Personally, I think Apple simply announced the upgrades to maintain its iron grip on the fastest Windows Vista notebook category.
But seriously, it's easy to forget that one of the reasons that Apple moved to Intel processors was because it could guarantee it wouldn't be left in the dust by Intel's relentless drive for more GHz and processor speed. So far, the plan seems to be working out for Apple. And in fact, there's evidence to suggest that Apple's obsession with having the best Intel parts for its holiday lineup may be causing an Intel processor shortage for other laptop vendors.

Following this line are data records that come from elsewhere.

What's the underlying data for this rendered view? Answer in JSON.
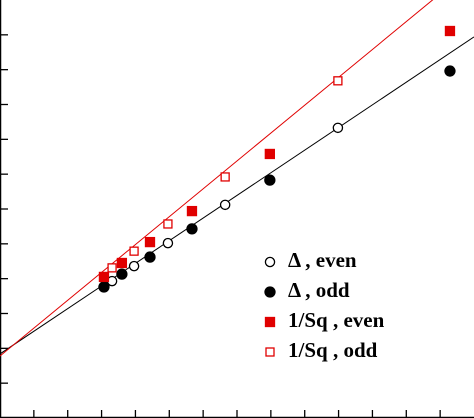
{
  "chart_data": {
    "type": "scatter",
    "xlim": [
      0,
      14
    ],
    "ylim": [
      0,
      12
    ],
    "xticks": [
      0,
      1,
      2,
      3,
      4,
      5,
      6,
      7,
      8,
      9,
      10,
      11,
      12,
      13
    ],
    "yticks": [
      1,
      2,
      3,
      4,
      5,
      6,
      7,
      8,
      9,
      10,
      11
    ],
    "series": [
      {
        "name": "Δ , even",
        "color": "#000000",
        "marker": "open-circle",
        "x": [
          3.31,
          3.96,
          4.96,
          6.65,
          9.98
        ],
        "values": [
          3.93,
          4.36,
          5.02,
          6.12,
          8.33
        ]
      },
      {
        "name": "Δ , odd",
        "color": "#000000",
        "marker": "filled-circle",
        "x": [
          3.07,
          3.6,
          4.43,
          5.67,
          7.97,
          13.29
        ],
        "values": [
          3.76,
          4.13,
          4.62,
          5.43,
          6.83,
          9.96
        ]
      },
      {
        "name": "1/Sq , even",
        "color": "#e00000",
        "marker": "filled-square",
        "x": [
          3.07,
          3.6,
          4.43,
          5.67,
          7.97,
          13.29
        ],
        "values": [
          4.05,
          4.45,
          5.05,
          5.94,
          7.58,
          11.11
        ]
      },
      {
        "name": "1/Sq , odd",
        "color": "#e00000",
        "marker": "open-square",
        "x": [
          3.31,
          3.96,
          4.96,
          6.65,
          9.98
        ],
        "values": [
          4.31,
          4.79,
          5.57,
          6.92,
          9.68
        ]
      }
    ],
    "fit_lines": [
      {
        "color": "#000000",
        "x": [
          0,
          14
        ],
        "values": [
          1.84,
          10.94
        ]
      },
      {
        "color": "#e00000",
        "x": [
          0,
          14
        ],
        "values": [
          1.78,
          12.98
        ]
      }
    ]
  }
}
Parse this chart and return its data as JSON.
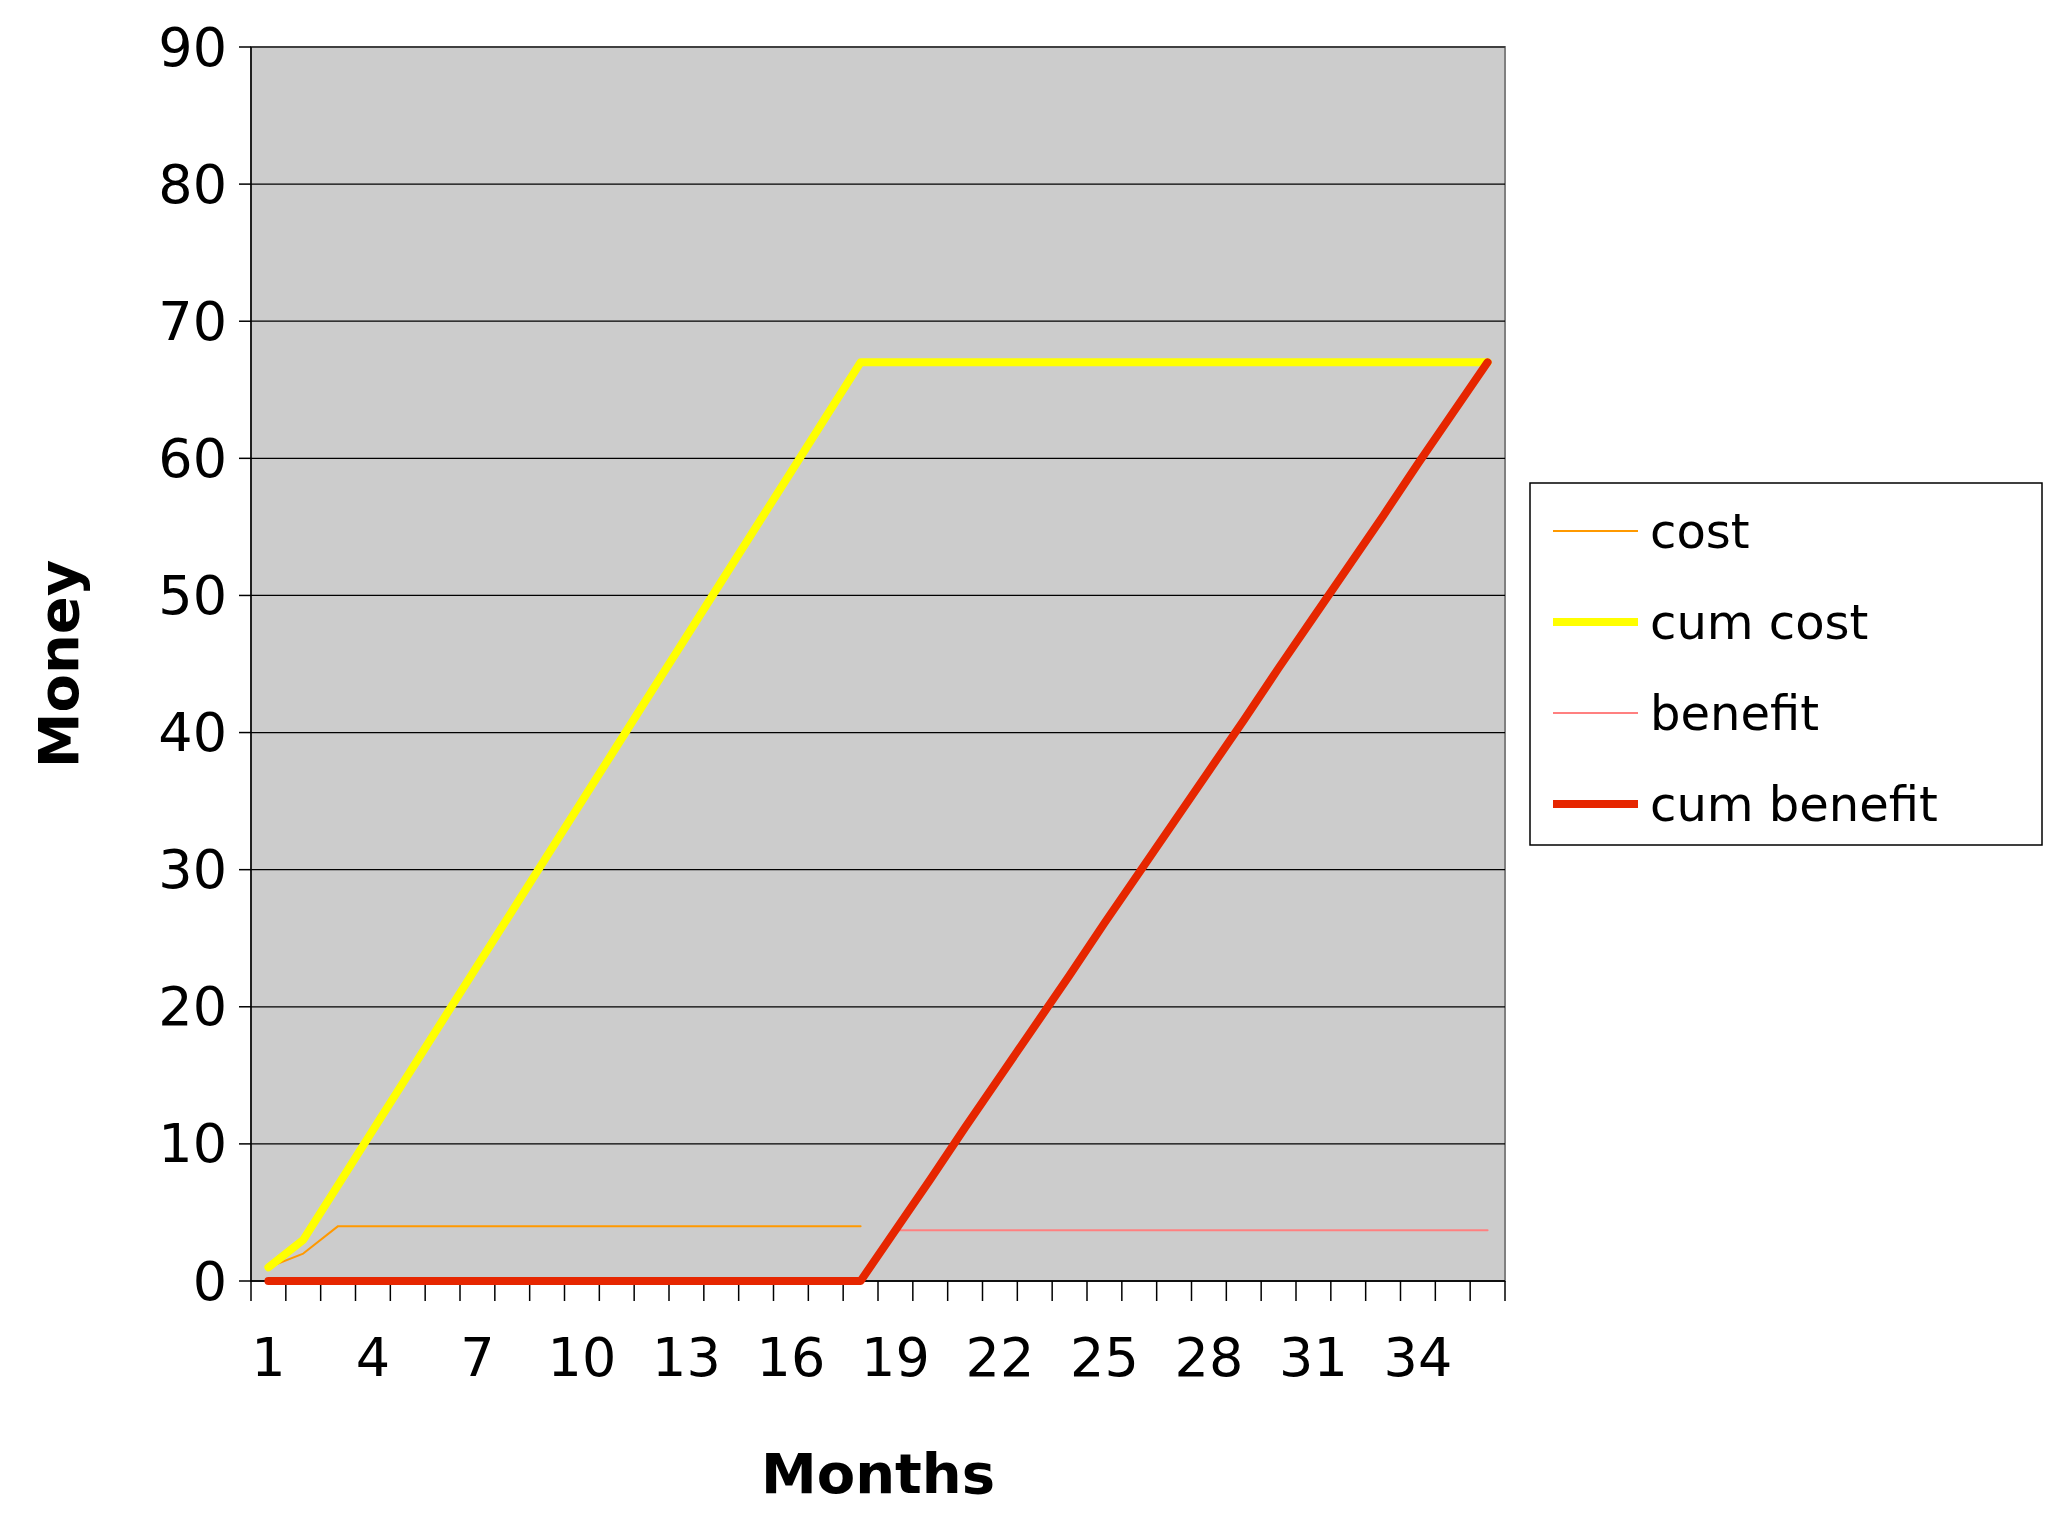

Bryan Gardiner at Wired Magazine quoted my view Wednesday that Apple uses its near-$16 billion cash horde to guarantee supplies of product-critical parts, such as it did with its $1.2 billion purchase of flash memory back in 2005. In my opinion, Apple may be using that same "cash on the barrel head" prepayment leverage to guarantee supplies of premium Intel parts going into the holiday season. And with Apple's newfound Intel and Windows-capable platforms, if you're a buyer who wants the best and fastest laptop, and only Apple has the fastest parts in stock, you're not going to wait for the same part to be available from HP, Dell, or Acer. You're going to buy from Apple -- or at least that's what Apple finance is counting on. You know what? I think they're right.
Full disclosure: the author owns Apple stock.
Disclosure: the author owns Apple stock.